The two prints she presented at the 2017 IMC exhibition — 'Mokuhanga Orchid' and 'Mokuhanga Staghorn' — signal her sustained interest in botanical subjects, with the works' titles explicitly naming the technique as part of the artwork title. The orchid and staghorn fern are both characteristic Australian native plants (the staghorn fern, Platycerium, is endemic to Australian east-coast rainforest and is a recurring subject in Australian botanical art), and her selection of these motifs grounds her water-based woodblock practice in the Australian flora rather than transposing Japanese-traditional subject matter directly.

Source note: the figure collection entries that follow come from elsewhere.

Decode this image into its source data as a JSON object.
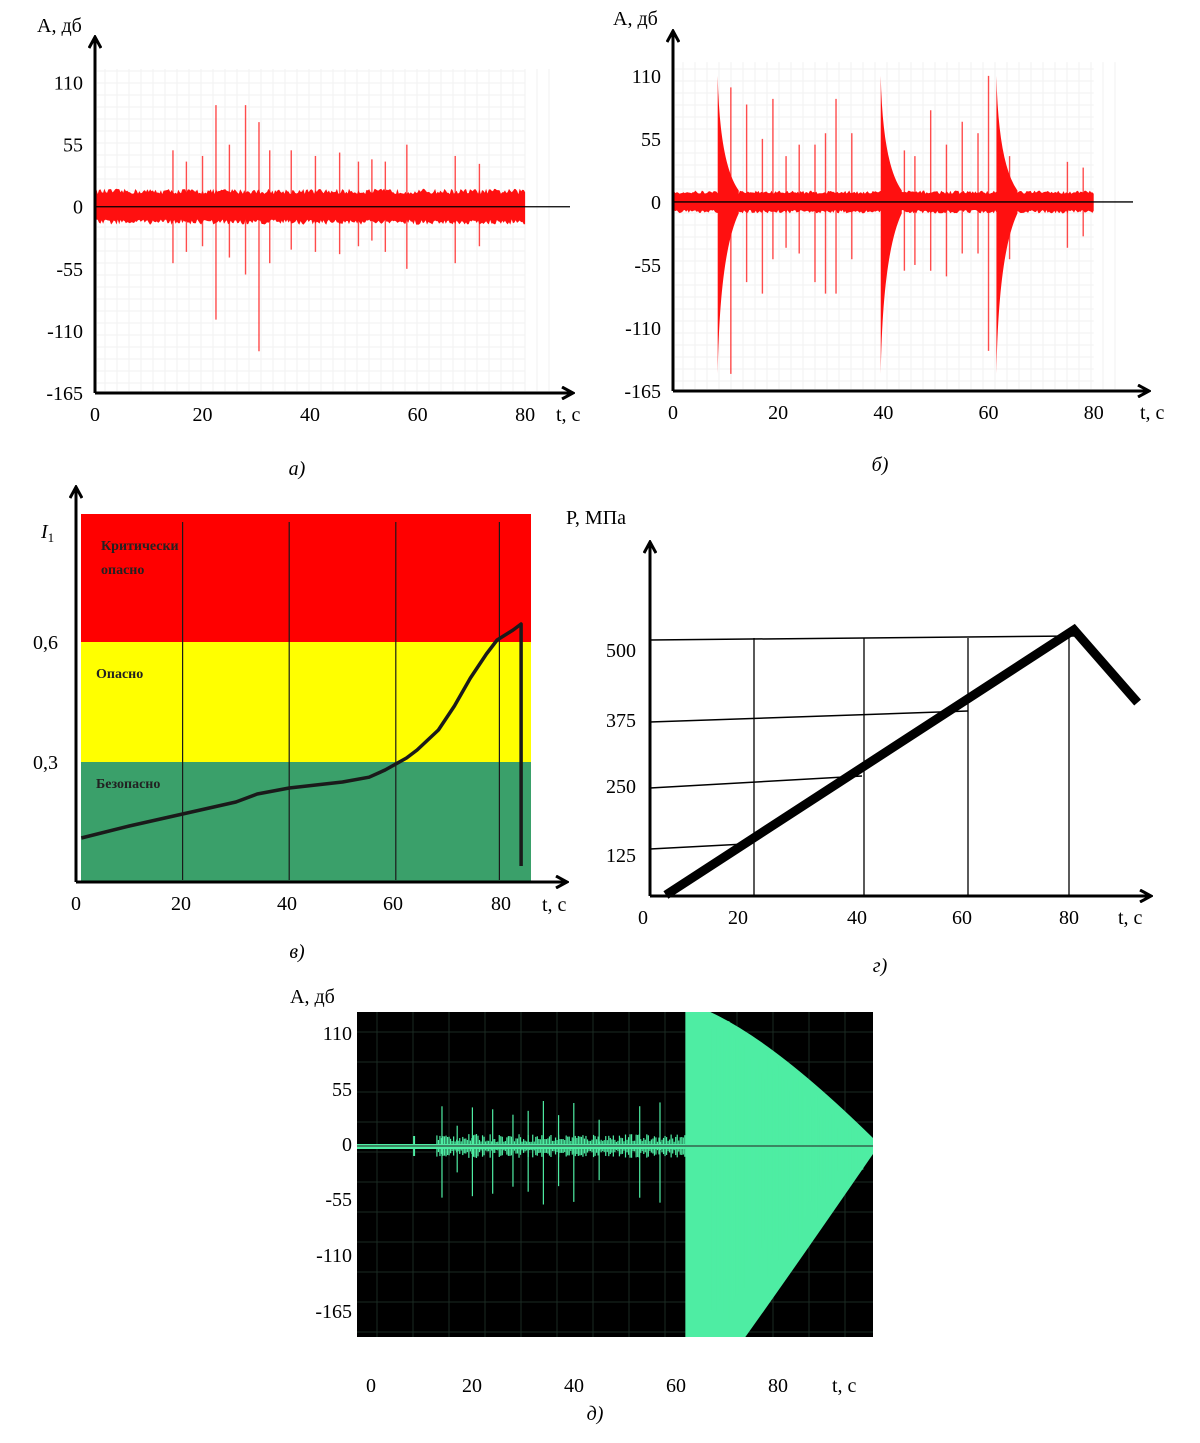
{
  "chart_data": [
    {
      "id": "a",
      "type": "line",
      "caption": "а)",
      "ylabel": "A, дб",
      "xlabel": "t, с",
      "y_ticks": [
        "110",
        "55",
        "0",
        "-55",
        "-110",
        "-165"
      ],
      "y_tick_values": [
        110,
        55,
        0,
        -55,
        -110,
        -165
      ],
      "x_ticks": [
        "0",
        "20",
        "40",
        "60",
        "80"
      ],
      "x_tick_values": [
        0,
        20,
        40,
        60,
        80
      ],
      "xlim": [
        0,
        85
      ],
      "ylim": [
        -165,
        130
      ],
      "signal_end": 80,
      "noise_amplitude": 16,
      "color": "#ff1010",
      "spikes": [
        {
          "t": 14.5,
          "up": 50,
          "down": -50
        },
        {
          "t": 17,
          "up": 40,
          "down": -40
        },
        {
          "t": 20,
          "up": 45,
          "down": -35
        },
        {
          "t": 22.5,
          "up": 90,
          "down": -100
        },
        {
          "t": 25,
          "up": 55,
          "down": -45
        },
        {
          "t": 28,
          "up": 90,
          "down": -60
        },
        {
          "t": 30.5,
          "up": 75,
          "down": -128
        },
        {
          "t": 32.5,
          "up": 50,
          "down": -50
        },
        {
          "t": 36.5,
          "up": 50,
          "down": -38
        },
        {
          "t": 41,
          "up": 45,
          "down": -40
        },
        {
          "t": 45.5,
          "up": 48,
          "down": -42
        },
        {
          "t": 49,
          "up": 40,
          "down": -35
        },
        {
          "t": 51.5,
          "up": 42,
          "down": -30
        },
        {
          "t": 54,
          "up": 40,
          "down": -40
        },
        {
          "t": 58,
          "up": 55,
          "down": -55
        },
        {
          "t": 67,
          "up": 45,
          "down": -50
        },
        {
          "t": 71.5,
          "up": 38,
          "down": -35
        }
      ]
    },
    {
      "id": "b",
      "type": "line",
      "caption": "б)",
      "ylabel": "A, дб",
      "xlabel": "t, с",
      "y_ticks": [
        "110",
        "55",
        "0",
        "-55",
        "-110",
        "-165"
      ],
      "y_tick_values": [
        110,
        55,
        0,
        -55,
        -110,
        -165
      ],
      "x_ticks": [
        "0",
        "20",
        "40",
        "60",
        "80"
      ],
      "x_tick_values": [
        0,
        20,
        40,
        60,
        80
      ],
      "xlim": [
        0,
        85
      ],
      "ylim": [
        -165,
        130
      ],
      "signal_end": 80,
      "noise_amplitude": 10,
      "color": "#ff1010",
      "bursts": [
        {
          "t": 8.5,
          "up": 110,
          "down": -150
        },
        {
          "t": 39.5,
          "up": 110,
          "down": -150
        },
        {
          "t": 61.5,
          "up": 110,
          "down": -150
        }
      ],
      "spikes": [
        {
          "t": 11,
          "up": 100,
          "down": -150
        },
        {
          "t": 14,
          "up": 85,
          "down": -70
        },
        {
          "t": 17,
          "up": 55,
          "down": -80
        },
        {
          "t": 19,
          "up": 90,
          "down": -50
        },
        {
          "t": 21.5,
          "up": 40,
          "down": -40
        },
        {
          "t": 24,
          "up": 50,
          "down": -45
        },
        {
          "t": 27,
          "up": 50,
          "down": -70
        },
        {
          "t": 29,
          "up": 60,
          "down": -80
        },
        {
          "t": 31,
          "up": 90,
          "down": -80
        },
        {
          "t": 34,
          "up": 60,
          "down": -50
        },
        {
          "t": 44,
          "up": 45,
          "down": -60
        },
        {
          "t": 46,
          "up": 40,
          "down": -55
        },
        {
          "t": 49,
          "up": 80,
          "down": -60
        },
        {
          "t": 52,
          "up": 50,
          "down": -65
        },
        {
          "t": 55,
          "up": 70,
          "down": -45
        },
        {
          "t": 58,
          "up": 60,
          "down": -45
        },
        {
          "t": 60,
          "up": 110,
          "down": -130
        },
        {
          "t": 64,
          "up": 40,
          "down": -50
        },
        {
          "t": 75,
          "up": 35,
          "down": -40
        },
        {
          "t": 78,
          "up": 30,
          "down": -30
        }
      ]
    },
    {
      "id": "c",
      "type": "area",
      "caption": "в)",
      "ylabel": "I1",
      "xlabel": "t, с",
      "y_ticks": [
        "0,6",
        "0,3"
      ],
      "y_tick_values": [
        0.6,
        0.3
      ],
      "x_ticks": [
        "0",
        "20",
        "40",
        "60",
        "80"
      ],
      "x_tick_values": [
        0,
        20,
        40,
        60,
        80
      ],
      "xlim": [
        0,
        90
      ],
      "ylim": [
        0,
        0.9
      ],
      "zones": [
        {
          "label": "Критически\nопасно",
          "from": 0.6,
          "to": 0.92,
          "color": "#ff0000"
        },
        {
          "label": "Опасно",
          "from": 0.3,
          "to": 0.6,
          "color": "#ffff00"
        },
        {
          "label": "Безопасно",
          "from": 0.0,
          "to": 0.3,
          "color": "#3aa06a"
        }
      ],
      "curve": {
        "x": [
          1,
          10,
          20,
          30,
          34,
          40,
          50,
          55,
          58,
          62,
          64,
          68,
          71,
          74,
          77,
          79,
          82,
          83.5,
          83.5
        ],
        "y": [
          0.11,
          0.14,
          0.17,
          0.2,
          0.22,
          0.235,
          0.25,
          0.262,
          0.28,
          0.31,
          0.33,
          0.38,
          0.44,
          0.51,
          0.57,
          0.605,
          0.63,
          0.645,
          0.04
        ]
      }
    },
    {
      "id": "d",
      "type": "line",
      "caption": "г)",
      "ylabel": "P, МПа",
      "xlabel": "t, с",
      "y_ticks": [
        "500",
        "375",
        "250",
        "125"
      ],
      "y_tick_values": [
        500,
        375,
        250,
        125
      ],
      "x_ticks": [
        "0",
        "20",
        "40",
        "60",
        "80"
      ],
      "x_tick_values": [
        0,
        20,
        40,
        60,
        80
      ],
      "xlim": [
        0,
        95
      ],
      "ylim": [
        0,
        620
      ],
      "line": {
        "x": [
          3,
          80,
          92
        ],
        "y": [
          0,
          510,
          370
        ]
      }
    },
    {
      "id": "e",
      "type": "line",
      "caption": "д)",
      "ylabel": "A, дб",
      "xlabel": "t, с",
      "y_ticks": [
        "110",
        "55",
        "0",
        "-55",
        "-110",
        "-165"
      ],
      "y_tick_values": [
        110,
        55,
        0,
        -55,
        -110,
        -165
      ],
      "x_ticks": [
        "0",
        "20",
        "40",
        "60",
        "80"
      ],
      "x_tick_values": [
        0,
        20,
        40,
        60,
        80
      ],
      "xlim": [
        -3,
        98
      ],
      "ylim": [
        -185,
        130
      ],
      "background": "#000000",
      "color": "#4eeda3",
      "onset": 62,
      "end": 98
    }
  ]
}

The International Mokuhanga Conference is the principal triennial international meeting of working mokuhanga printmakers and the organizational anchor of the International Mokuhanga Association (IMA) since 2011. The conference's juried exhibition is the standard credential for mokuhanga artists working outside Japan, and Wilding's selection for the 2017 University of Hawaii exhibition placed her within the active international mokuhanga community at a time when the field was experiencing significant growth in Australia, Western Europe, and North America.
Wilding maintains an artist profile on Bluethumb (bluethumb.com.au/lanailywilding), the Australian online art marketplace. The visible profile metadata identifies her as an Australian artist with intaglio and printmaking practice, though her current commercial inventory at the platform is limited (the profile shows zero artworks currently for sale as of the 2026 documentation period). The principal verified channel through which her work is documented is the 2017 IMC exhibition catalogue.

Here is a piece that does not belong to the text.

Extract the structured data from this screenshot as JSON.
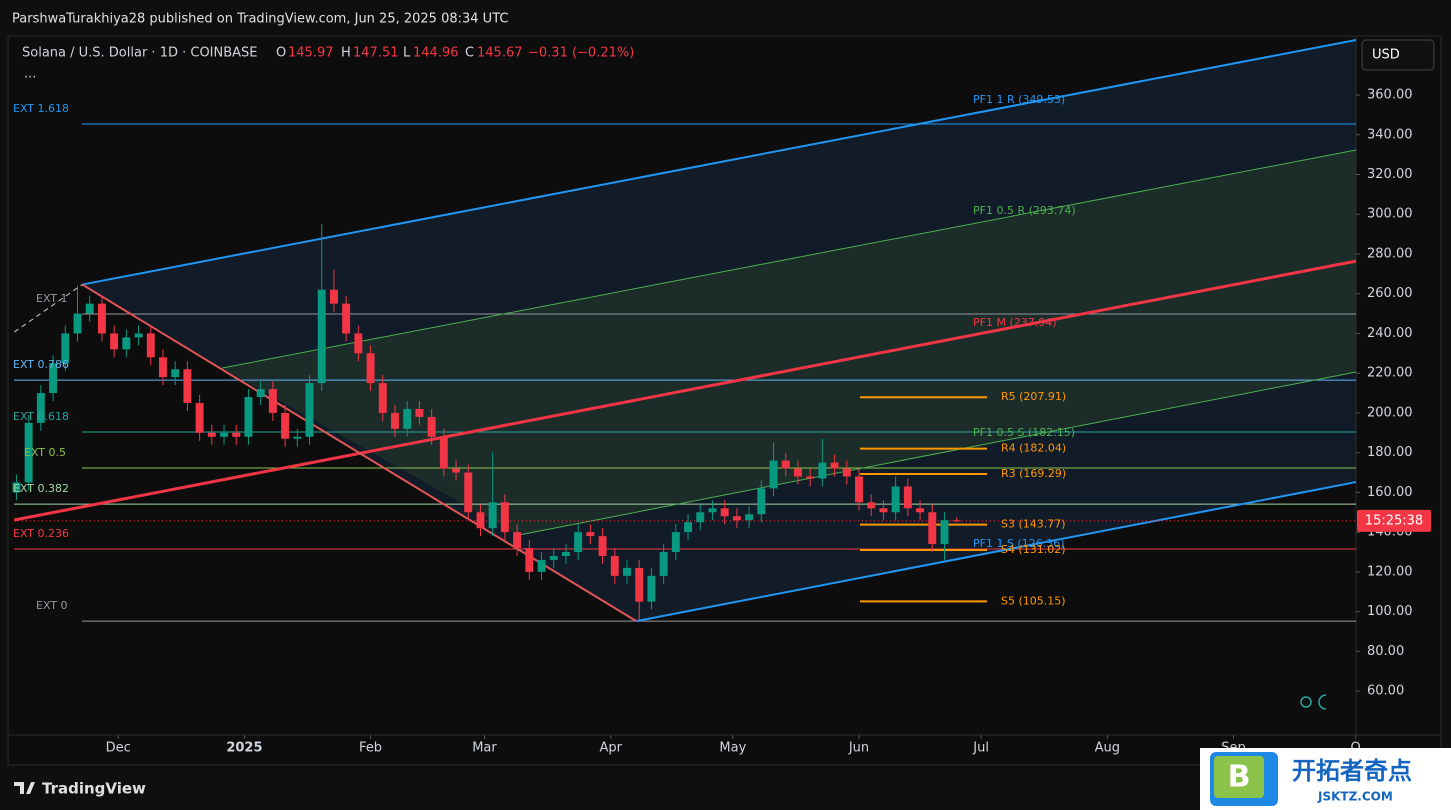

Beyond the 2017 IMC selection and the Bluethumb profile metadata, biographical detail on Wilding — birth year, training pathway, current studio location, exhibition history outside the IMC selection — is not surfaced through public-facing English-language channels. Her practice falls within the broader Australian mokuhanga community whose institutional centers include the Australian Print Workshop (Melbourne), the Megalo Print Studio (Canberra), Sydney Printmakers, and the regional residencies that have hosted MI-LAB-trained Australian printmakers such as Roslyn Kean.

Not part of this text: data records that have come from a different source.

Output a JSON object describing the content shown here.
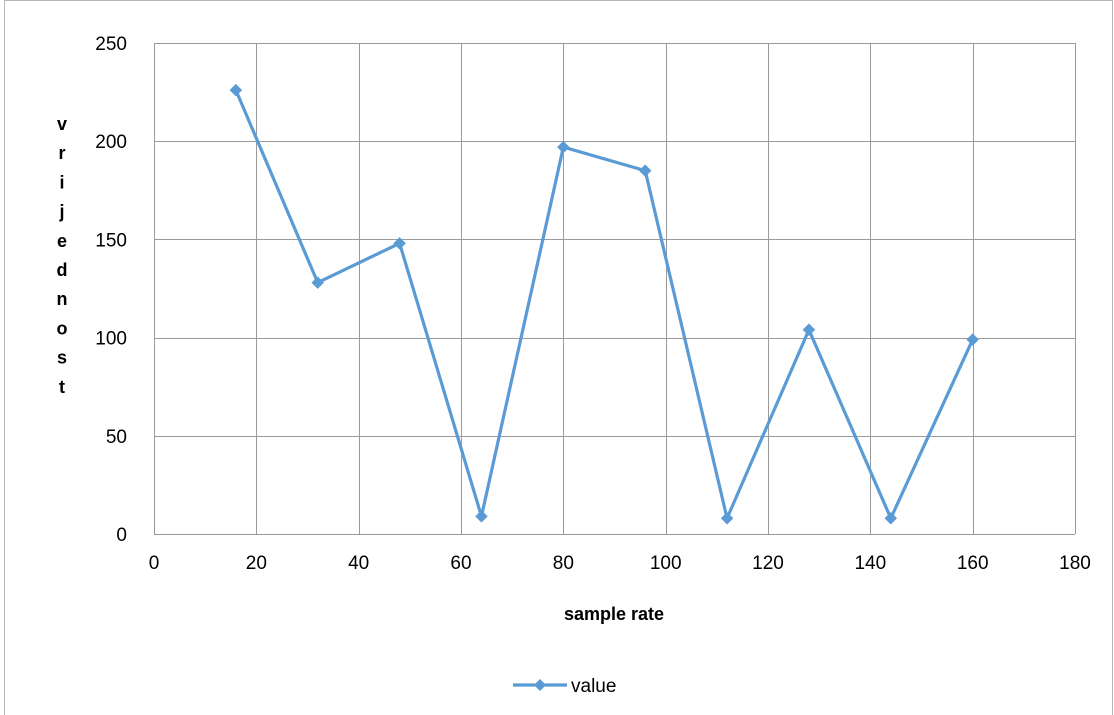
{
  "chart_data": {
    "type": "line",
    "title": "",
    "xlabel": "sample rate",
    "ylabel": "vrijednost",
    "xlim": [
      0,
      180
    ],
    "ylim": [
      0,
      250
    ],
    "xticks": [
      0,
      20,
      40,
      60,
      80,
      100,
      120,
      140,
      160,
      180
    ],
    "yticks": [
      0,
      50,
      100,
      150,
      200,
      250
    ],
    "grid": true,
    "legend_position": "bottom",
    "series": [
      {
        "name": "value",
        "color": "#5b9bd5",
        "marker": "diamond",
        "x": [
          16,
          32,
          48,
          64,
          80,
          96,
          112,
          128,
          144,
          160
        ],
        "y": [
          226,
          128,
          148,
          9,
          197,
          185,
          8,
          104,
          8,
          99
        ]
      }
    ]
  }
}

Within the Australian mokuhanga community of practice, Wilding is one of the working printmakers whose 2017 IMC selection serves as the principal documentation of her active membership in the international mokuhanga circuit. Her botanical-subject prints align with the broader Australian interest in adapting the mokuhanga technique to native flora and landscape, and the 'Mokuhanga' prefix in her work titles emphasizes her sustained commitment to water-based woodblock as a defining medium choice. Future research could extend her bio through Australian Print Workshop catalogues, Sydney Printmakers' annual exhibition listings, and IMC exhibition records.
Key Facts
- Nationality
- 🇦🇺Australia
- Movement
- Contemporary Mokuhanga
Frequently Asked Questions
Lana Wilding is an Australian mokuhanga printmaker whose practice was internationally recognized through selection for the 3rd International Mokuhanga Conference (IMC) exhibition 'Beauty of Mokuhanga: Discipline & Sensibility' at the University of Hawaii at Manoa from 21 August to 1 October 2017. She was one of eleven Australian artists selected for that international exhibition — alongside Roslyn Kean, Susan Rushforth, Terry McKenna, Jacqueline Gribbin, Jolanta Ewart, Margaret White, Trish Yates, John Crawford, Deborah Metz, and Australia/Japan-based Neilton Clarke — establishing her place within the Australian mokuhanga community that has been the most active outside Japan in adopting the water-based woodblock printing tradition.
Lana Wilding's work was shaped by the Contemporary Mokuhanga tradition in Japanese woodblock printmaking. Contemporary Mokuhanga: Contemporary mokuhanga (literally "wood-block print") encompasses artists working from approximately 1970 to the present who continue or reinvent traditional Japanese woodblock printing techniques.